羅建仕,陳光,曾四平,沈思,楊江,管剛云,詹誼
(廣西醫(yī)科大學(xué)第四附屬醫(yī)院 泌尿外科,廣西 柳州 545005)
復(fù)雜腎結(jié)石是指直徑超過3 cm腎結(jié)石、鹿角狀結(jié)石、鑄狀結(jié)石、多發(fā)性結(jié)石,以及因腎臟結(jié)構(gòu)或功能異常經(jīng)體外沖擊波碎石(extracorporeal shock wave lithotripsy,ESWL)或經(jīng)皮腎鏡治療困難的結(jié)石[1],目前對此類結(jié)石的治療仍較棘手。普遍認為大通道經(jīng)皮腎鏡取石術(shù)(percutaneous nephrolithotomy,PCNL)治療復(fù)雜腎結(jié)石有良好的效果[2- 3]。我院2012年1月至2012年12月收治76例復(fù)雜性腎結(jié)石患者,分別采用大通道PCNL、標準通道聯(lián)合微通道PCNL(micro channel percutaneous nephrolithotomy,MPCNL)治療,比較兩組的療效,現(xiàn)報道如下。
2012年1月至2012年12月我院收治復(fù)雜性腎結(jié)石患者76例,均經(jīng)B超、腹部平片、靜脈腎盂造影、腎動態(tài)檢查確診為復(fù)雜性腎結(jié)石,排除全身出血性疾病。按入院先后1∶1隨機分為大通道組38例,其中男23例,女15例,年齡20~63(37.5±13.6)歲,左腎結(jié)石16例,右腎結(jié)石14例,雙側(cè)腎結(jié)石8例,直徑(3.5±2.7) cm;雙通道組38例,其中男26例,女12例,年齡22~61(38.0±12.9)歲,左腎結(jié)石13例,右腎結(jié)石15例,雙側(cè)腎結(jié)石10例,直徑(3.3±2.9) cm。兩組患者性別、年齡、結(jié)石分布、大小等差異無統(tǒng)計學(xué)意義(P>0.05)。

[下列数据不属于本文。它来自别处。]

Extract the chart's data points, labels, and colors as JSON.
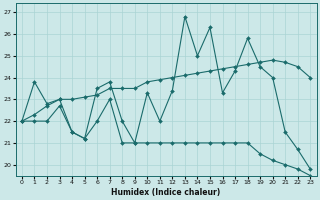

1.2.1 大通道組 采用傳統(tǒng)大通道PCNL治療。連續(xù)硬膜外阻滯麻醉或全身麻醉,取截石位,常規(guī)消毒鋪巾,先行患側(cè)輸尿管逆行插管,留置5 F輸尿管導(dǎo)管,改俯臥位,助手協(xié)助向輸尿管導(dǎo)管內(nèi)逆行注水,充盈腎盂,在超聲引導(dǎo)下于11肋間或12肋下緣、肩胛下緣至腋后線區(qū)域掃描定位腎盞,用18 G針穿刺目標腎盞,拔除針芯,有尿液溢出或有落空感表明穿刺成功。置入斑馬導(dǎo)絲,鈍性擴張穿刺通道,退出穿刺針,用擴張器沿導(dǎo)絲逐次擴張至8 F,目標腎盞無明顯積水時通道在擴張時易迷失,為避免通道迷失,可順導(dǎo)絲置入Bard X- force N- 30球囊擴張器擴張導(dǎo)管,擴至24 F,順球囊置入24 F工作鞘,取出球囊,建立通道;目標腎盞有明顯積水時逐級擴張通道至24~30 F,留置24~30 F工作鞘,建立經(jīng)皮腎工作通道。工作通道建立后,在24 F經(jīng)皮腎鏡系統(tǒng)及灌注泵協(xié)助下進入患腎集合系統(tǒng),定位結(jié)石后采用彈道碎石、鈥激光碎石擊碎結(jié)石至2 mm左右,直接將直徑約5 mm的結(jié)石鉗出。再用輸尿管鏡配合超聲檢查有無殘留結(jié)石,拔除輸尿管外支架管,常規(guī)留置5 F雙J管,退鏡,置入F 24~F 30腎造瘺管及尿管引流。術(shù)后常規(guī)復(fù)查血常規(guī),糾正電解質(zhì)水平,抗菌治療5 d,術(shù)后第6天復(fù)查KUB,如有殘留結(jié)石則再次行PCNL后拔除腎造簍管。術(shù)后15~20 d拔除雙J管。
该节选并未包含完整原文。